A aula começa, mas os alunos
não tomam notas nem o professor assume a atitude de
superior hierárquico. Estão todos sentados em
confortáveis poltronas como numa conversa informal
entre amigos.
Às vezes a aula é interrompida para um vinho.
Ela pode variar de uma simples explicação sobre
o tema filosófico da caverna platônica a uma
complexa discussão sobre singularidade no universo
quântico, passando pelo erotismo de Don Juan e suas
implicações na chamada literatura libertina.
A aula, claro, não está sendo ministrada em
nenhuma universidade, mas na recém-inaugurada Casa
do Saber, em São Paulo, instituição que,
em quatro meses de existência, já conta com mais
de mil alunos inscritos nos 36 cursos oferecidos neste semestre.
Como a Casa do Saber, criada por quatro sócios que
se reuniam informalmente para estudar, vários outros
cursos livres de difusão cultural estão atraindo
uma seleta platéia formada por executivos, profissionais
liberais e socialites. Há professores para todas as
disciplinas, da pintura à música, passando por
literatura, cinema, teatro, política, filosofia, psicanálise
e até religião.
O interessado pode aprender sobre Guimarães Rosa em
quatro aulas e, no mês seguinte, começar um curso
sobre o cinema de Antonioni, o teatro de Artaud ou a pintura
de Mark Rothko, passando depois para a música de Schoenberg
ou a poesia concreta dos irmãos Campos com a atriz
Maria Fernanda Cândido – isso mesmo, a bonitona
de Um só Coração e uma das sócias
da Casa do Saber.
Em tempo: os outros sócios, o secretário de
Educação Gabriel Chalita e o editor Luiz Felipe
D’Ávila, criador da revista Bravo, também
dão aulas este semestre, mas a lotação
está esgotada.
Nomes respeitados
Os cursos livres são o maior fenômeno da temporada.

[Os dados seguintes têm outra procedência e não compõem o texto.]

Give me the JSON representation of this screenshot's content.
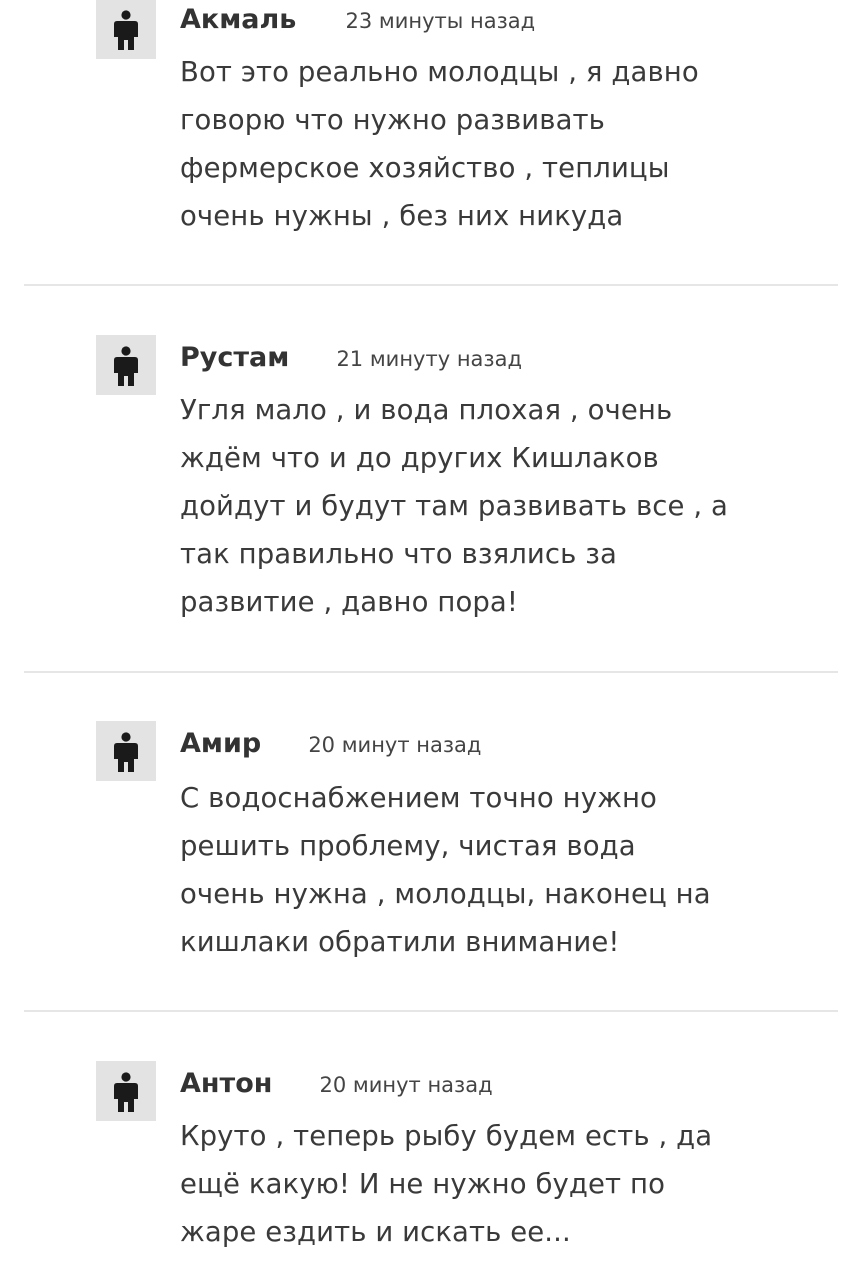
{
  "comments": [
    {
      "author": "Акмаль",
      "time": "23 минуты назад",
      "lines": [
        "Вот это реально молодцы , я давно",
        "говорю что нужно развивать",
        "фермерское хозяйство , теплицы",
        "очень нужны , без них никуда"
      ]
    },
    {
      "author": "Рустам",
      "time": "21 минуту назад",
      "lines": [
        "Угля мало , и вода плохая , очень",
        "ждём что и до других Кишлаков",
        "дойдут и будут там развивать все , а",
        "так правильно что взялись за",
        "развитие , давно пора!"
      ]
    },
    {
      "author": "Амир",
      "time": "20 минут назад",
      "lines": [
        "С водоснабжением точно нужно",
        "решить проблему, чистая вода",
        "очень нужна , молодцы, наконец на",
        "кишлаки обратили внимание!"
      ]
    },
    {
      "author": "Антон",
      "time": "20 минут назад",
      "lines": [
        "Круто , теперь рыбу будем есть , да",
        "ещё какую! И не нужно будет по",
        "жаре ездить и искать ее..."
      ]
    }
  ],
  "icons": {
    "avatar": "user-silhouette-icon"
  },
  "colors": {
    "avatar_bg": "#e3e3e3",
    "avatar_icon": "#1a1a1a",
    "divider": "#e6e6e6",
    "text": "#3a3a3a"
  }
}
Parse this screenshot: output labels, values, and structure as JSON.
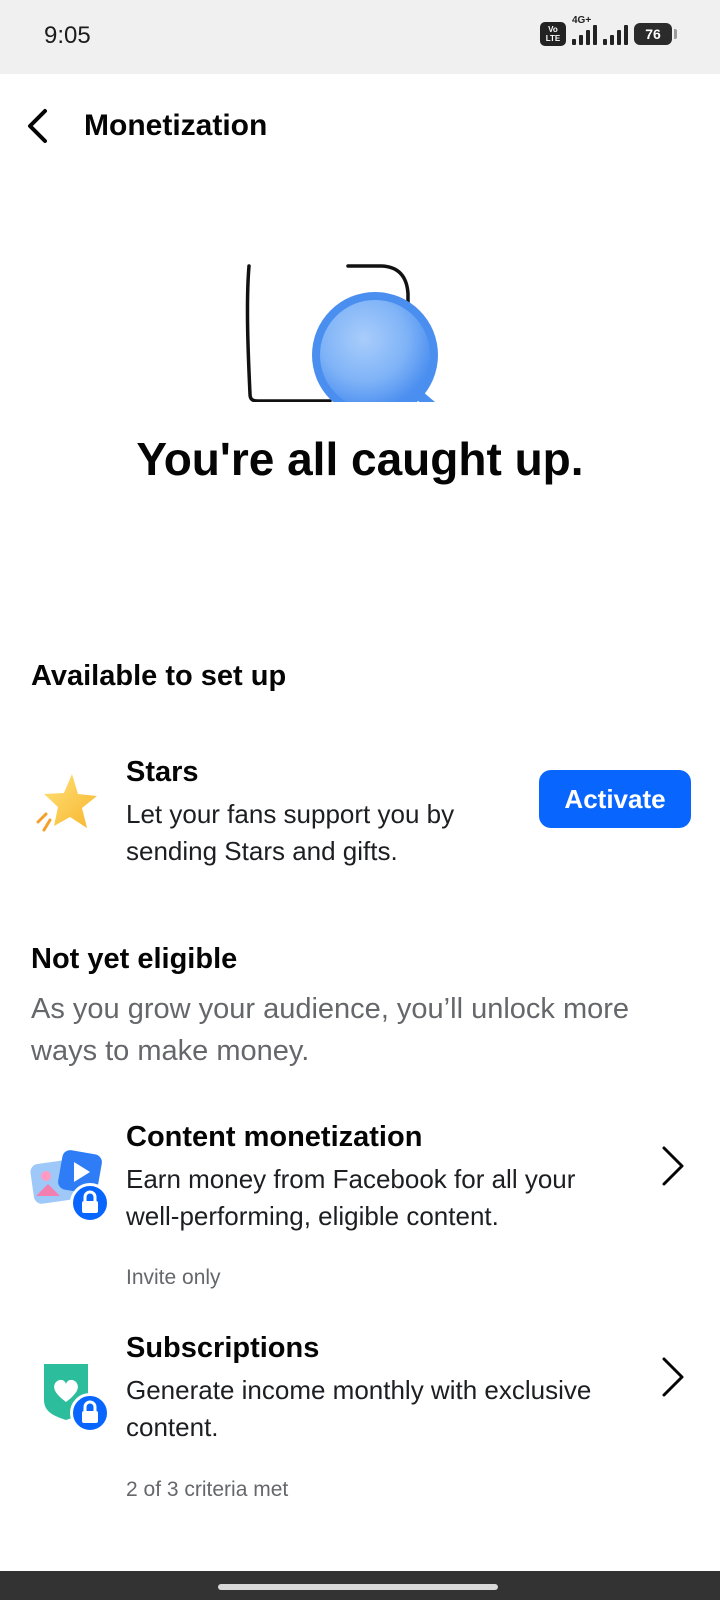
{
  "status_bar": {
    "time": "9:05",
    "volte_label": "Vo LTE",
    "network_label": "4G+",
    "battery_level": "76"
  },
  "header": {
    "back_icon": "chevron-left-icon",
    "title": "Monetization"
  },
  "hero": {
    "message": "You're all caught up."
  },
  "available": {
    "heading": "Available to set up",
    "items": [
      {
        "icon": "star-icon",
        "title": "Stars",
        "description": "Let your fans support you by sending Stars and gifts.",
        "button_label": "Activate"
      }
    ]
  },
  "not_eligible": {
    "heading": "Not yet eligible",
    "description": "As you grow your audience, you’ll unlock more ways to make money.",
    "items": [
      {
        "icon": "content-monetization-icon",
        "title": "Content monetization",
        "description": "Earn money from Facebook for all your well-performing, eligible content.",
        "status": "Invite only"
      },
      {
        "icon": "subscriptions-heart-icon",
        "title": "Subscriptions",
        "description": "Generate income monthly with exclusive content.",
        "status": "2 of 3 criteria met"
      }
    ]
  },
  "colors": {
    "accent": "#0866ff",
    "text_primary": "#050505",
    "text_secondary": "#65676b"
  }
}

Ministrados por respeitados intelectuais paulistas –
críticos como Rodrigo Naves, Inácio Araújo
e Davi Arrigucci Jr., diretores de teatro como Ulysses Cruz,
professores universitários como José Miguel
Wisnik e artistas como o pintor Paulo Pasta –, esses
cursos de curta duração são dirigidos
a pessoas sem tempo para estudar exaustivamente um tema ou
um autor e que procuram, em função disso, especialistas
na área.
Por vezes os cursos são substituídos por aulas
in loco, como na escola de arte do Masp, que promove visitas
guiadas ao acervo, ou nos passeios organizados pelo Instituto
de Arte na Escola, dirigido pela empresária Evelyn
Ioschpe. Com vasta experiência na área, a ex-diretora
de Educação da Bienal de São Paulo costuma
reunir um grupo de socialites interessadas no assunto, que
hoje dividem o tempo entre compras na Daslu e telas de Volpi.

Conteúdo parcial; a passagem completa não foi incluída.